La abogada recordó que,  que al momento de ordenar la prisión preventiva para Belén el 22 de abril de 2014, la Justicia tucumana no tuvo en cuenta el peligro de fuga o la posibilidad de que la joven perjudicara la investigación de alguna manera, sino que destacaron que habrían existido pruebas para considerarla una presunta autora de un delito.

“Nos parece importante mostrar que lo único que se valoró en su momento para resolver la restricción de la libertad de Belén no resistía un test jurídico, por eso lo sometimos a exámenes”, contó la letrada, y añadió: “Hay antecedentes que dicen que estas restricciones deben estar fundadas. Y lo que se lee del fundamento es que para el Tribunal, Belén no es tan pobre como para no fugarse, porque su familia vive en una casita”.
Deza destacó que el caso recibió la atención de diferentes organizaciones sociales nacionales y de otros países, incluyendo a Amnistía Internacional Argentina, y que este dato no puede ser ignorado por el Estado y la Justicia. También, mencionó el encuentro que mantuvo con Juan Méndez, el relator de la ONU contra la tortura, en el marco de una charla con los miembros de la Comisión de Derechos Humanos de la Cámara de Diputados de la Nación. “La presencia del relator de la ONU es muy sustancial para el movimiento de mujeres, porque es el que inicialmente identificó cuestiones como la negativa de abortos permitidos por la ley, el acto de requerir confesiones por parte de las pacientes condicionando su atención o violar el secreto profesional. Él es el primero que los identifico en el año 2012 como actos de tortura”, indicó Deza.

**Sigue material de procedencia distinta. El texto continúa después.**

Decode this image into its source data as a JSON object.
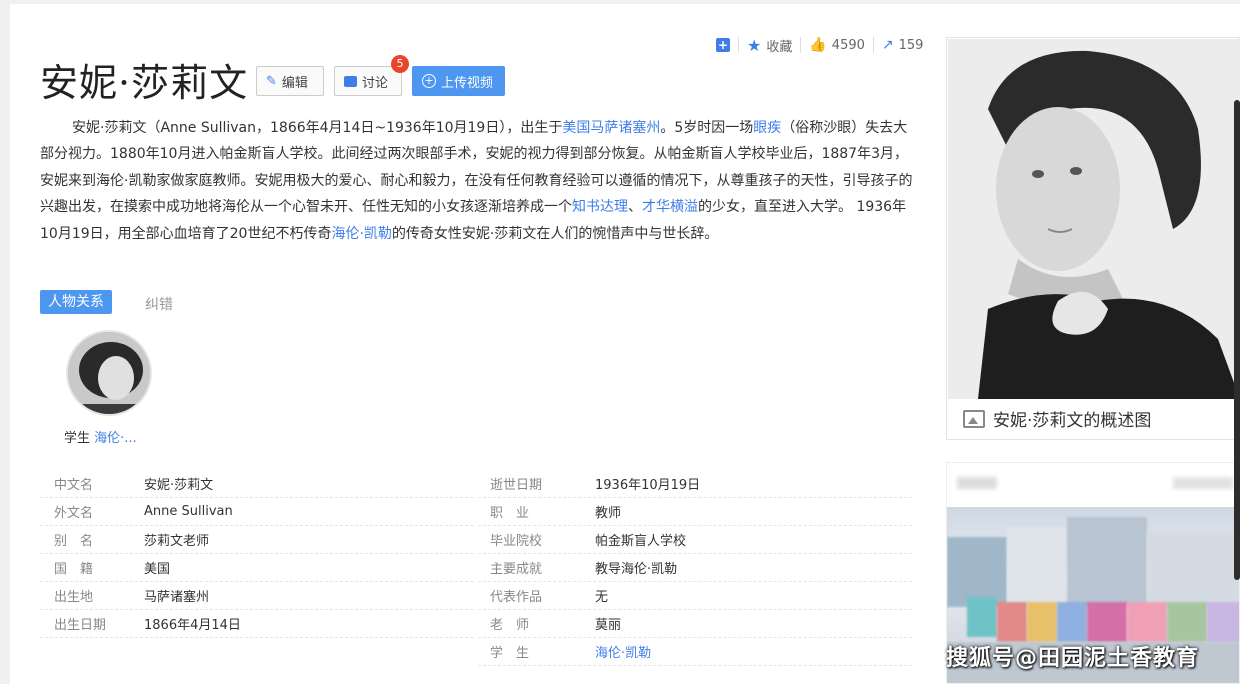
{
  "actions": {
    "collect": "收藏",
    "like_count": "4590",
    "share_count": "159"
  },
  "title": "安妮·莎莉文",
  "buttons": {
    "edit": "编辑",
    "discuss": "讨论",
    "discuss_badge": "5",
    "upload": "上传视频"
  },
  "summary": {
    "p1": "安妮·莎莉文（Anne Sullivan，1866年4月14日~1936年10月19日），出生于",
    "link1": "美国马萨诸塞州",
    "p2": "。5岁时因一场",
    "link2": "眼疾",
    "p3": "（俗称沙眼）失去大部分视力。1880年10月进入帕金斯盲人学校。此间经过两次眼部手术，安妮的视力得到部分恢复。从帕金斯盲人学校毕业后，1887年3月，安妮来到海伦·凯勒家做家庭教师。安妮用极大的爱心、耐心和毅力，在没有任何教育经验可以遵循的情况下，从尊重孩子的天性，引导孩子的兴趣出发，在摸索中成功地将海伦从一个心智未开、任性无知的小女孩逐渐培养成一个",
    "link3": "知书达理",
    "p4": "、",
    "link4": "才华横溢",
    "p5": "的少女，直至进入大学。 1936年10月19日，用全部心血培育了20世纪不朽传奇",
    "link5": "海伦·凯勒",
    "p6": "的传奇女性安妮·莎莉文在人们的惋惜声中与世长辞。"
  },
  "relations": {
    "tab": "人物关系",
    "correct": "纠错",
    "person_role": "学生",
    "person_name": "海伦·..."
  },
  "info_left": [
    {
      "k": "中文名",
      "v": "安妮·莎莉文"
    },
    {
      "k": "外文名",
      "v": "Anne Sullivan"
    },
    {
      "k": "别　名",
      "v": "莎莉文老师"
    },
    {
      "k": "国　籍",
      "v": "美国"
    },
    {
      "k": "出生地",
      "v": "马萨诸塞州"
    },
    {
      "k": "出生日期",
      "v": "1866年4月14日"
    }
  ],
  "info_right": [
    {
      "k": "逝世日期",
      "v": "1936年10月19日"
    },
    {
      "k": "职　业",
      "v": "教师"
    },
    {
      "k": "毕业院校",
      "v": "帕金斯盲人学校"
    },
    {
      "k": "主要成就",
      "v": "教导海伦·凯勒"
    },
    {
      "k": "代表作品",
      "v": "无"
    },
    {
      "k": "老　师",
      "v": "莫丽"
    },
    {
      "k": "学　生",
      "v": "海伦·凯勒"
    }
  ],
  "portrait_caption": "安妮·莎莉文的概述图",
  "watermark": "搜狐号@田园泥土香教育"
}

Soledad Deza, logró precisar que la clave del caso de Belén es “la criminalización de una mujer pobre a manos de gente con poder, como es un equipo de salud en una situación en la que hay una paciente que presenta vulnerabilidad social. Por esto es que hay un gran consenso aun con un tema como el aborto, que puede registrar disidencias. Esto nos muestra el poder biomédico a la hora de construir realidades, de legitimar derechos, de legitimar planes de vida”.


Recordó que el viernes 27 de mayo a las 18 horas se realizará una movilización desde Tribunales Penales hasta Plaza Independencia por el Día de Acción por la Salud de las Mujeres, durante la cual pedirán justicia por Belén.